The Inuit Sled Dog International

The Inuit Sled Dog International (ISDI) is a consortium of enthusiasts whose goal is the preservation of this ancient arctic breed in its purest form as a working dog. The ISDI's efforts are concentrated on restoring the pure Inuit Dog to its native habitat. The ISDI's coordinators welcome to your comments and questions.

ISDI Coordinator Canada:
Geneviève Montcombroux, Box 206, Inwood, MB R0C 1P0; gmontcombroux@gmail.com
ISDI Coordinator USA:
Sue Hamilton, 55 Town Line Road, Harwinton, CT 06791, mail@thefanhitch.org


Qimmiq thoroughly enjoying her final winter.    Photo: Hamilton

Meeqi's Gift



by Mark Hamilton

We keep dog brushes and combs outside in a handy location so that we are always prepared to help the dogs through their "spring" shedding season, which in our case can take place anytime between April and November. We also keep a small covered trash can in the same area so that undercoat can be quickly disposed rather than having it drifting around the backyard and decorating various plantings.

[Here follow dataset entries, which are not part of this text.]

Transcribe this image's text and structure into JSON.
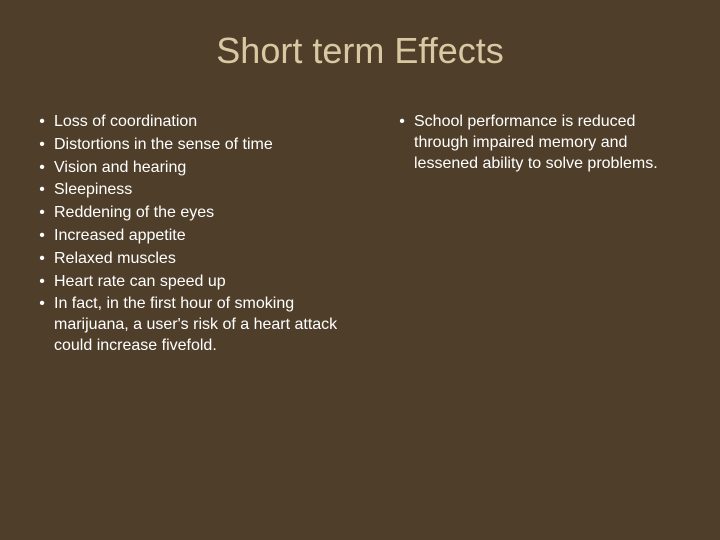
{
  "background_color": "#4f3f2a",
  "title_color": "#d9c9a3",
  "text_color": "#ffffff",
  "title_fontsize": 36,
  "body_fontsize": 16,
  "title": "Short term Effects",
  "left_items": [
    "Loss of coordination",
    "Distortions in the sense of time",
    "Vision and hearing",
    "Sleepiness",
    "Reddening of the eyes",
    " Increased appetite",
    "Relaxed muscles",
    "Heart rate can speed up",
    "In fact, in the first hour of smoking marijuana, a user's risk of a heart attack could increase fivefold."
  ],
  "right_items": [
    "School performance is reduced through impaired memory and lessened ability to solve problems."
  ]
}
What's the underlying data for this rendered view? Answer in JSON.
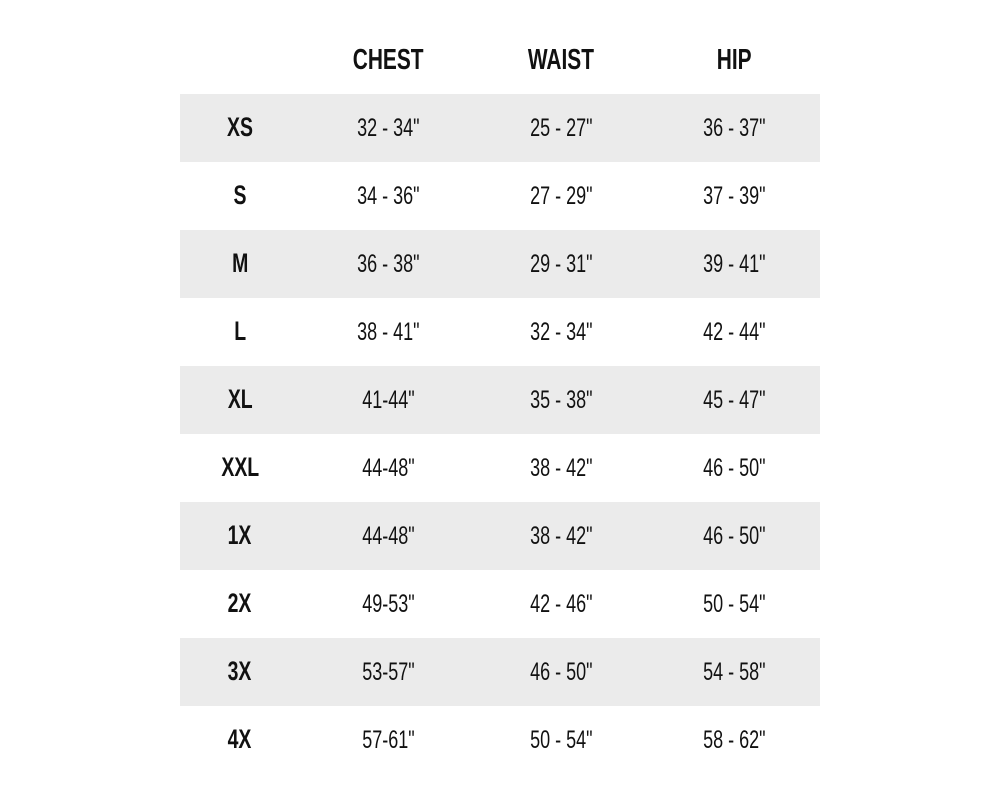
{
  "table": {
    "columns": [
      "",
      "CHEST",
      "WAIST",
      "HIP"
    ],
    "shade_color": "#ebebeb",
    "rows": [
      {
        "size": "XS",
        "chest": "32 - 34\"",
        "waist": "25 - 27\"",
        "hip": "36 - 37\""
      },
      {
        "size": "S",
        "chest": "34 - 36\"",
        "waist": "27 - 29\"",
        "hip": "37 - 39\""
      },
      {
        "size": "M",
        "chest": "36 - 38\"",
        "waist": "29 - 31\"",
        "hip": "39 - 41\""
      },
      {
        "size": "L",
        "chest": "38 - 41\"",
        "waist": "32 - 34\"",
        "hip": "42 - 44\""
      },
      {
        "size": "XL",
        "chest": "41-44\"",
        "waist": "35 - 38\"",
        "hip": "45 - 47\""
      },
      {
        "size": "XXL",
        "chest": "44-48\"",
        "waist": "38 - 42\"",
        "hip": "46 - 50\""
      },
      {
        "size": "1X",
        "chest": "44-48\"",
        "waist": "38 - 42\"",
        "hip": "46 - 50\""
      },
      {
        "size": "2X",
        "chest": "49-53\"",
        "waist": "42 - 46\"",
        "hip": "50 - 54\""
      },
      {
        "size": "3X",
        "chest": "53-57\"",
        "waist": "46 - 50\"",
        "hip": "54 - 58\""
      },
      {
        "size": "4X",
        "chest": "57-61\"",
        "waist": "50 - 54\"",
        "hip": "58 - 62\""
      }
    ]
  }
}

Our older dogs don't shed as early in the season or as quickly as our younger dogs, so we're brushing and combing them when they are the only dogs in need of grooming. Certainly not in all cases, but sometimes we also save what we believe will be a particular dog's last sheds. Such was the case with our long-time leader and self-appointed "queen of the kennel" Qimmiq, whom we lost in 2011, her fifteenth year.

While the idea of a number of bags of a dog's undercoat still carrying that dog's aroma being kept stored in a closet probably isn’t all that repellent to many dog owners, in practical terms you really do need to find a use or purpose for that fur. Last fall we took our bags of "Meeqi's" fur to In Sheep's Clothing, a knitting supply store. The owner also spins natural fibers and makes knitted items for sale in her shop. She agreed not only to spin that wooly undercoat into yarn, but also to do only minimal washing so that it would retain Meeqi's aroma. Further, she would knit us each a pair of custom mitten liners.

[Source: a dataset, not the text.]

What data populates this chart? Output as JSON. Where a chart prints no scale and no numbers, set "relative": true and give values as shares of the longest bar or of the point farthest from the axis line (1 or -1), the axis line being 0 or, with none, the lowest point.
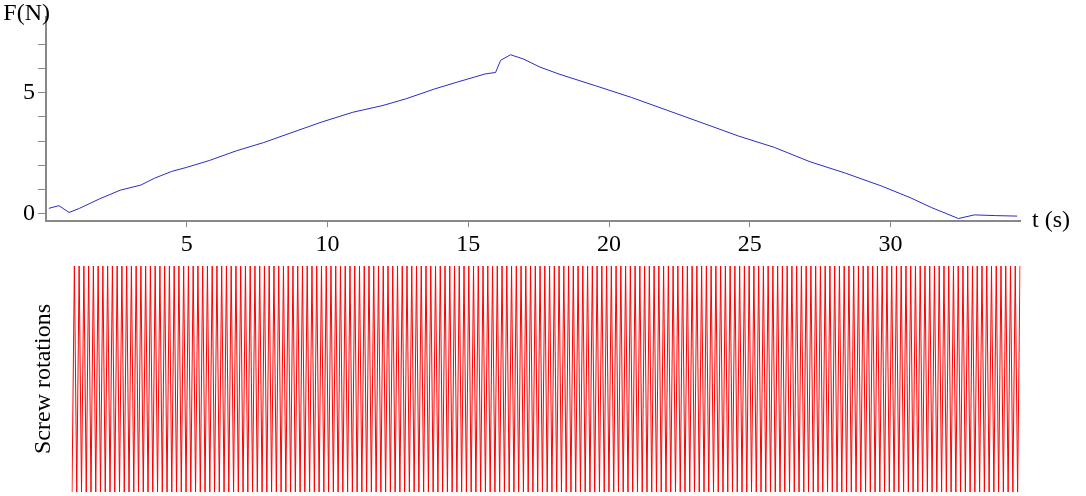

As she processed the fur, from carding to spinning to knitting, it was used just as it came raw out of the bag rather than sorting it into it's various colors so it could be used to knit a pattern. We considered that an excellent decision as we feel the natural finish of our mittens are very much in keeping with Meeqi's agouti appearance. Our mitten liners are very warm, warmer than any ragg wool or acrylic pile liners we have. With use the inside surface of our mitten liners have felted producing a nice, smooth surface against our hands. Best of all, we have only to hold them near our faces to catch the scent of an old friend with whom we spent so many pleasurable hours and years, outside and in the snow, driving down forested trails.


                                           Photo: Hamilton

While that would be enough for us, there is still more. The aroma emanating from our mitten liners is not just noticed by our dogs, it has an identity they recognize. When they lived together, Romulus treated Meeqi like royalty and he loved her. The first time we wore our mitten liners around him he immediately came to our hands and pressed his face against them. And he kept on sniffing and pressing his face against them, refusing to have any interest in anything else. Qiniliq and Sunny both spent much time happily wagging their tails and sniffing at the mitten liners. Meeqi always considered these two dogs as her boys. Pakaq immediately pulled one of the mittens off my hand and endeavored to run away with it. Pakaq had been Meeqi's understudy, running at double lead along side her. Like the boys, bitches Piqatik and Monkey also recognized the aroma on our mitten liners and neither was especially happy. Alpha bitch "Meeqi" treated the other girls with disdain and they knew it. Piqatik turned her head away from the liners and refused to look at them again while Monkey, who assumed Meeqi's social status in the kennel after the older bitch's departure, immediately began flea biting at the mittens.

We still have a number of skeins of Meeqi's fur so the knitting is continuing. Sue now has a hat and his-and-her fingerless gloves are next. They too will be warm, both for our hands and our minds.